Australian rules footballer (born 1975)

Ben Harrison (born 17 January 1975) is a former Australian rules footballer who played with Carlton, Richmond and the Western Bulldogs in the Australian Football League (AFL).

A Tasmanian, Harrison was just 17 when he was picked up by Carlton in the 1992 AFL draft. He served a long apprenticeship before finally making his senior debut in 1995. His two games in 1995 were the only times he was able to break into the Carlton side, with the club forming such a strong 21 that they would go on to win the premiership that year. After taking home the reserve's "Best and Fairest" award in 1995, he joined his childhood friend Matthew Richardson at Richmond for the 1996 season, having been traded for Justin Murphy.

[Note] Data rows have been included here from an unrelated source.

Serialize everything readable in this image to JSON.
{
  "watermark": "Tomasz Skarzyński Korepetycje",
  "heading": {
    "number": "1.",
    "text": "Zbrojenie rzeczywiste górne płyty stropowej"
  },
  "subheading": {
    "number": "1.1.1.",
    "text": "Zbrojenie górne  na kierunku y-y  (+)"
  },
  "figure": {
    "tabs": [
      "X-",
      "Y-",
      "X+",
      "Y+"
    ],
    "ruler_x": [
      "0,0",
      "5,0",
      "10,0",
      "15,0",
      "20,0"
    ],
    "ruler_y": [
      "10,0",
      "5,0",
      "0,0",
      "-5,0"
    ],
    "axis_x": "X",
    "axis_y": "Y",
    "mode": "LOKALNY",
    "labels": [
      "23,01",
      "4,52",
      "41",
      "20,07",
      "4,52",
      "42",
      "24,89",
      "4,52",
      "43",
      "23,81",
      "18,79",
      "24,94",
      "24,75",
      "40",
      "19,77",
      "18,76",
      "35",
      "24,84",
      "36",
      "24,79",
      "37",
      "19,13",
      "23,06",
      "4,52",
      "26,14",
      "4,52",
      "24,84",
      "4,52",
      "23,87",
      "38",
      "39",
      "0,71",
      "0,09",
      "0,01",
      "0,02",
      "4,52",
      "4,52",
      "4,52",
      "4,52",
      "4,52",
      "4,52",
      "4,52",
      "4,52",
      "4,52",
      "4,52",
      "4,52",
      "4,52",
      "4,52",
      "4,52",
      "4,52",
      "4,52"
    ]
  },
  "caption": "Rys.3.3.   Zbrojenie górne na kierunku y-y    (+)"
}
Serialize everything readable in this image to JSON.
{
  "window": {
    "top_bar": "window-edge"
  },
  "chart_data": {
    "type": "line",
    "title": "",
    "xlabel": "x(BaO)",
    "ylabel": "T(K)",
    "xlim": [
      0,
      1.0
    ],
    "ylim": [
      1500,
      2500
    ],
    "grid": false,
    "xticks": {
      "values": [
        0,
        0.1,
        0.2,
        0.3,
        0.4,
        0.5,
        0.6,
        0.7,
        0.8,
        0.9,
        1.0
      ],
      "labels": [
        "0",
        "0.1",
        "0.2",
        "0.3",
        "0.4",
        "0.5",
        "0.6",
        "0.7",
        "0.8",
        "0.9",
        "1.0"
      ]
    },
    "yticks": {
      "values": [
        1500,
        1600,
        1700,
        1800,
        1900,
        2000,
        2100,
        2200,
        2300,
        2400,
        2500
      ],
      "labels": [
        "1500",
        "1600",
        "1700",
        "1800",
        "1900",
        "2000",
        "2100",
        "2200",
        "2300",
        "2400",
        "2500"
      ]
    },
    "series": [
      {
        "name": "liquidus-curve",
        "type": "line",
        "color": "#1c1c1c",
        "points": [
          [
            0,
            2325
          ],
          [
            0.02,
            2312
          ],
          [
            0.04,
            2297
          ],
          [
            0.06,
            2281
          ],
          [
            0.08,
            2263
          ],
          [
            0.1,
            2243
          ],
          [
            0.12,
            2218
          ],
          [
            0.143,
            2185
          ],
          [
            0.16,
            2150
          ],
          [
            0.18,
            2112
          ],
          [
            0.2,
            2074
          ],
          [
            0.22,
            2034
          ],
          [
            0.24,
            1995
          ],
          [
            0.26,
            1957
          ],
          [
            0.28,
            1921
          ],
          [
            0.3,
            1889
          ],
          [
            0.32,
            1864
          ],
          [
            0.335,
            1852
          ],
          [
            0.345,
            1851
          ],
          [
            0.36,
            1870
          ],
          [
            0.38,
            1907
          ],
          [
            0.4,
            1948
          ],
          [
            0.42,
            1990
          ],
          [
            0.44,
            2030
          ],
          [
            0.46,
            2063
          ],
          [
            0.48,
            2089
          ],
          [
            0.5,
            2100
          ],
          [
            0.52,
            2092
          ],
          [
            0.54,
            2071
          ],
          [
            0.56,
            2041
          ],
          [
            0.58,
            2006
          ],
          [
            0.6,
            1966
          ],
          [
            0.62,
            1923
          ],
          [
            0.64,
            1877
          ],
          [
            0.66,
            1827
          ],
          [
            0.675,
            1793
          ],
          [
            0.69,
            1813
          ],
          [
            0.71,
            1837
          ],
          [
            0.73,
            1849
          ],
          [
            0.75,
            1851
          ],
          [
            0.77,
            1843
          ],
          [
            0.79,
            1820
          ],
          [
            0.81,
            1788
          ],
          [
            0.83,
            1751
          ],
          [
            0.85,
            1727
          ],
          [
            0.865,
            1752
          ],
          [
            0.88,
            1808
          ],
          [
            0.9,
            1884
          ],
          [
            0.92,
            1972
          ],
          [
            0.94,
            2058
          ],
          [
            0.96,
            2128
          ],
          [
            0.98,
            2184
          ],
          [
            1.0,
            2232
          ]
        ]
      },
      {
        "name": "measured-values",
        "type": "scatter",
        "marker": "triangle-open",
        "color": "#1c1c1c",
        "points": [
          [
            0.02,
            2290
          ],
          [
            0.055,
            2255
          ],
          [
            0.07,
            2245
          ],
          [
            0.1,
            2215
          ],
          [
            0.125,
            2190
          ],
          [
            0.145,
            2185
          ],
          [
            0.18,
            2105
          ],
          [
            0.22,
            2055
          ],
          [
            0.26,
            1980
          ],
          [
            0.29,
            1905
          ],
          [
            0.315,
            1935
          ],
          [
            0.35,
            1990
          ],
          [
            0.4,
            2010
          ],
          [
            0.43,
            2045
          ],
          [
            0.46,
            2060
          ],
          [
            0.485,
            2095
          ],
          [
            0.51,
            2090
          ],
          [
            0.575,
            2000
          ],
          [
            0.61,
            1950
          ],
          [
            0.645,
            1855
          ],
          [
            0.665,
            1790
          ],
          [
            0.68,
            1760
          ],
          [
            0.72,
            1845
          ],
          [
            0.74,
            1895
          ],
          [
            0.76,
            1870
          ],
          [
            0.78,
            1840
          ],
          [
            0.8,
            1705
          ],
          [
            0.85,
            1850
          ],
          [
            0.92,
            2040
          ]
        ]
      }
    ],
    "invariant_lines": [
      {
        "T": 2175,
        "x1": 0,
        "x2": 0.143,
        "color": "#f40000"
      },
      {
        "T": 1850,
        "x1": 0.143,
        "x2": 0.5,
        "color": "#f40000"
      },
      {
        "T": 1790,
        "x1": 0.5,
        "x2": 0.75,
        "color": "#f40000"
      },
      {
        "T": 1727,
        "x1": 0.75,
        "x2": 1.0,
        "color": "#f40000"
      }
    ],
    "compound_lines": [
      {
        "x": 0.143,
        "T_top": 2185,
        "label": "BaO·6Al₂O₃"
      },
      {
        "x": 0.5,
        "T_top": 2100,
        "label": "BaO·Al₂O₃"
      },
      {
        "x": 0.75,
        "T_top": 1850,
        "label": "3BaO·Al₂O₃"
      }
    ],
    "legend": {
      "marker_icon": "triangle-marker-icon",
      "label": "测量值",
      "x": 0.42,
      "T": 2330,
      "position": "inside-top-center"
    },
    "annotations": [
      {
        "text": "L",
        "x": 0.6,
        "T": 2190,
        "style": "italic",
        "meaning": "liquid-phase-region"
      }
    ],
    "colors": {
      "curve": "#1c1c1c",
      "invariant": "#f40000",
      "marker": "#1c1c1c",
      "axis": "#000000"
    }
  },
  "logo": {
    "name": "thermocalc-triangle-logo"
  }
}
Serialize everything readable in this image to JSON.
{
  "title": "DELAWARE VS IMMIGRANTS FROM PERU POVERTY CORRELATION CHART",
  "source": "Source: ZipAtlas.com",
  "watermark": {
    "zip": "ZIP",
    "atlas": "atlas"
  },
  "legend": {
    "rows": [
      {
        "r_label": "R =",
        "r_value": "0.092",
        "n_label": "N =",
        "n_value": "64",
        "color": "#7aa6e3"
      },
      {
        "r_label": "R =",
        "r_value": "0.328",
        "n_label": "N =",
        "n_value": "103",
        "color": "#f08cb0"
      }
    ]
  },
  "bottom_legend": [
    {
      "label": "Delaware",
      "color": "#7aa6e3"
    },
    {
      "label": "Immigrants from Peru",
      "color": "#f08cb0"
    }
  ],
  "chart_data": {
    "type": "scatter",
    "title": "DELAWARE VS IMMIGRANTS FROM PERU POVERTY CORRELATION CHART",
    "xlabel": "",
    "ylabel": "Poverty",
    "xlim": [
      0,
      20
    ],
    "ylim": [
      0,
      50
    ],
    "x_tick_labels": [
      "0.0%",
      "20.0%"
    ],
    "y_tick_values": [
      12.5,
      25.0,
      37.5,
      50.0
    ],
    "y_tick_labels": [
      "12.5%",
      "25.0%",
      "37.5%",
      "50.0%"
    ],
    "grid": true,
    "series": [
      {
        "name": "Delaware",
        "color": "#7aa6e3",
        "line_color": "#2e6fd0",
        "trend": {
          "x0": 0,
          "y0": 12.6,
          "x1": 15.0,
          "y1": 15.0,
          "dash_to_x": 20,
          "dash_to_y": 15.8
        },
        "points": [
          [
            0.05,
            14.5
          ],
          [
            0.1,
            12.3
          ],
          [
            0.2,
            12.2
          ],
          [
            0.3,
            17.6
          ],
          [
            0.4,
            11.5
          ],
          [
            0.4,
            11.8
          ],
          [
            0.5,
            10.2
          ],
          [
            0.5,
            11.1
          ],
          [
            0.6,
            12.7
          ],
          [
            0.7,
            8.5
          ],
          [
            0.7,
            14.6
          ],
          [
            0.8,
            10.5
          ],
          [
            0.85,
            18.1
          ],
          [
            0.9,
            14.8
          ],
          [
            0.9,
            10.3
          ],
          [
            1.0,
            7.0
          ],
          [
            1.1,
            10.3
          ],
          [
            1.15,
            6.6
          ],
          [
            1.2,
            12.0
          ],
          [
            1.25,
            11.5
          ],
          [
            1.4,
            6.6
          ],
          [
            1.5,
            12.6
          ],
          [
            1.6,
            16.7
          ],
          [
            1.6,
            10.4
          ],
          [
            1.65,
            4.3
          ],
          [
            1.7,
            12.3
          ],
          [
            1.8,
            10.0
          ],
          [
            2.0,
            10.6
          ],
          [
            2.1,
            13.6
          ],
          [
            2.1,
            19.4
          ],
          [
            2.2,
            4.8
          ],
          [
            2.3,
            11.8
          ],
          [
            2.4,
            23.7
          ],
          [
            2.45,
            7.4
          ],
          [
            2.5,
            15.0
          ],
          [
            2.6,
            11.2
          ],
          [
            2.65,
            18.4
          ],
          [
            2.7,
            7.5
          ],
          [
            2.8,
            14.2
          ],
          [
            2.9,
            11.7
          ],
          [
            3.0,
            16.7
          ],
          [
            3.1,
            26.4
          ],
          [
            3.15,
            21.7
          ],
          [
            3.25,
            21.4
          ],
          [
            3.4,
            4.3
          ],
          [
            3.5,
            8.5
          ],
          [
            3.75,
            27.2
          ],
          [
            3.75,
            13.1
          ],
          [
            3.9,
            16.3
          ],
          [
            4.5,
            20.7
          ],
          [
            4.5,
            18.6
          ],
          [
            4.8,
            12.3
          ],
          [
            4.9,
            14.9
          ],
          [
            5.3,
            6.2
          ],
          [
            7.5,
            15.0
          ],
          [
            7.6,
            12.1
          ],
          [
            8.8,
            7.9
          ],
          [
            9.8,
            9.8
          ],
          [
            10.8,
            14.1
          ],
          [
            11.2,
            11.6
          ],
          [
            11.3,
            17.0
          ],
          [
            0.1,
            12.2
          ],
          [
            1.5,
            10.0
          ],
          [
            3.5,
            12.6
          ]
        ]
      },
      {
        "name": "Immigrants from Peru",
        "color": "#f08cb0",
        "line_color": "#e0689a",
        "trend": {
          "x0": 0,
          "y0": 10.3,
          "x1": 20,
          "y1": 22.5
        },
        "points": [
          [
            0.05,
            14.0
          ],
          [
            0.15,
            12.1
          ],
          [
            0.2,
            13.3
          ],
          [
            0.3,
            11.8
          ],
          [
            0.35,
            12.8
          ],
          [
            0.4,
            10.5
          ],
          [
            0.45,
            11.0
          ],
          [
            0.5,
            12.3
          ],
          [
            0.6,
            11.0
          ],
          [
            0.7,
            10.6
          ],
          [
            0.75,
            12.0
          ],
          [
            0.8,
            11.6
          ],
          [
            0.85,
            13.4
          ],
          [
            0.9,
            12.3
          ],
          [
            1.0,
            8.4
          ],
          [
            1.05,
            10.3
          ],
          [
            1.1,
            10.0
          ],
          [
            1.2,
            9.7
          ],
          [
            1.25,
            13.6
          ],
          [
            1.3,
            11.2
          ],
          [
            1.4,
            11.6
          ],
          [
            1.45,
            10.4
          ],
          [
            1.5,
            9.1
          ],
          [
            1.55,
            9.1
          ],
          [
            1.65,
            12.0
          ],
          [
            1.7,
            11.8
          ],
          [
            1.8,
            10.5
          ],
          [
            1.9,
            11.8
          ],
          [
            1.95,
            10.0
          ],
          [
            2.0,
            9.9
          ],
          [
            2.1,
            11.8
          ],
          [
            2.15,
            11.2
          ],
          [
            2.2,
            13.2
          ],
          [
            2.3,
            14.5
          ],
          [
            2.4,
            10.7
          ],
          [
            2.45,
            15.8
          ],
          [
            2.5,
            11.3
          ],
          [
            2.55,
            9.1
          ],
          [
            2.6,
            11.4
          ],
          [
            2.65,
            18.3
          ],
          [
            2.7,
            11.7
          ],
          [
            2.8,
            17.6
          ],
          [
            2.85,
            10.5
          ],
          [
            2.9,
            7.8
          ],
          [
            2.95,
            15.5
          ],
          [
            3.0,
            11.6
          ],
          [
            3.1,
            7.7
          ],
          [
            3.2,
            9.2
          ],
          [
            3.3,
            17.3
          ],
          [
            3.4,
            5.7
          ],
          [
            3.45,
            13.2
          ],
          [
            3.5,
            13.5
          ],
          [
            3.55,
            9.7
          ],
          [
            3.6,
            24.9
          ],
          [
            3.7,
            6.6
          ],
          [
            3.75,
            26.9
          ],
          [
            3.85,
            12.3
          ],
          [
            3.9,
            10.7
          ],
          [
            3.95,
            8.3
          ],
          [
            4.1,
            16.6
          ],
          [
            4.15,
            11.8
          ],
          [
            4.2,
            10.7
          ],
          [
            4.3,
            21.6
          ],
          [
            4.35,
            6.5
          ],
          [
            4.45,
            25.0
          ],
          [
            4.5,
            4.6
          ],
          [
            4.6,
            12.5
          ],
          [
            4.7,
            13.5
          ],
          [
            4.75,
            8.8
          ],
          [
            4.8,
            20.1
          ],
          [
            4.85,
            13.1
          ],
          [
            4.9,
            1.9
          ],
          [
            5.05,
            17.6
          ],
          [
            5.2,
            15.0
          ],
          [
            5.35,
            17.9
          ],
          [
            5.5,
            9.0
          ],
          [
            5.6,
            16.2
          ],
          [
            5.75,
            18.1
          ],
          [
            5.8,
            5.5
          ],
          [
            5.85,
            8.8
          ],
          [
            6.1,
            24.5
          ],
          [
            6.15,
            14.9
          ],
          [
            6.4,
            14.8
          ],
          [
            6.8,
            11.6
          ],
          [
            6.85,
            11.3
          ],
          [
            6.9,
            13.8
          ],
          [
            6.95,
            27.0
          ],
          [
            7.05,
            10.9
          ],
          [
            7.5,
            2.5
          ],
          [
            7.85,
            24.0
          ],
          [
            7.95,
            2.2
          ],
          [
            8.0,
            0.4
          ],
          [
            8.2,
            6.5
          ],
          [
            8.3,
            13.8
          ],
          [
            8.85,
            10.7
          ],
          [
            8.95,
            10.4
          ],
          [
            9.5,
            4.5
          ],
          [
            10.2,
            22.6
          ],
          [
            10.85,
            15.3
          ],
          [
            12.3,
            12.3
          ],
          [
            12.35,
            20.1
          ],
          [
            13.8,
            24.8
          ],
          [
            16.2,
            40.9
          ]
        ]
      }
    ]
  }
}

He only played eight games in his first season with Richmond but was a regular member of the team in 1997. In the final round of the home and away season, Harrison kicked the winning goal in a two-point win over Carlton. The result meant that his former club would miss the finals for the first time since 1992 and it would be the last game that their captain Stephen Kernahan played in the AFL. During both the 1997 and 1998 seasons, Harrison spent some time up forward and kicked four goals on three occasions. He was however primarily a key defender, also used as a half back flanker and on the wing.

One of only three Richmond footballers to play in all 22 games in 1998, Harrison had perhaps his best league season. He took 114 marks, the second most by a player from his club, kicked 15 goals and averaged just under 19 disposals a game. Harrison also secured five Brownlow Medal votes and finished fourth in the Jack Dyer Medal count.

In 1999 he was restricted by a hamstring injuries and didn't play until round nine, but then didn't miss a game for the rest of the year. He added another 14 games the following season and was then on the trading table once again, swapped to the Western Bulldogs for the 41st pick of the 2000 AFL draft, which was used on Andrew Krakouer. He played 82 of a possible 88 games from 2001 to 2004. A knee injury kept him out of the seniors for much of 2005 and he retired at the end of the year. He never got to play finals football during his league career but participated in the 2005 VFL Grand Final with Werribee.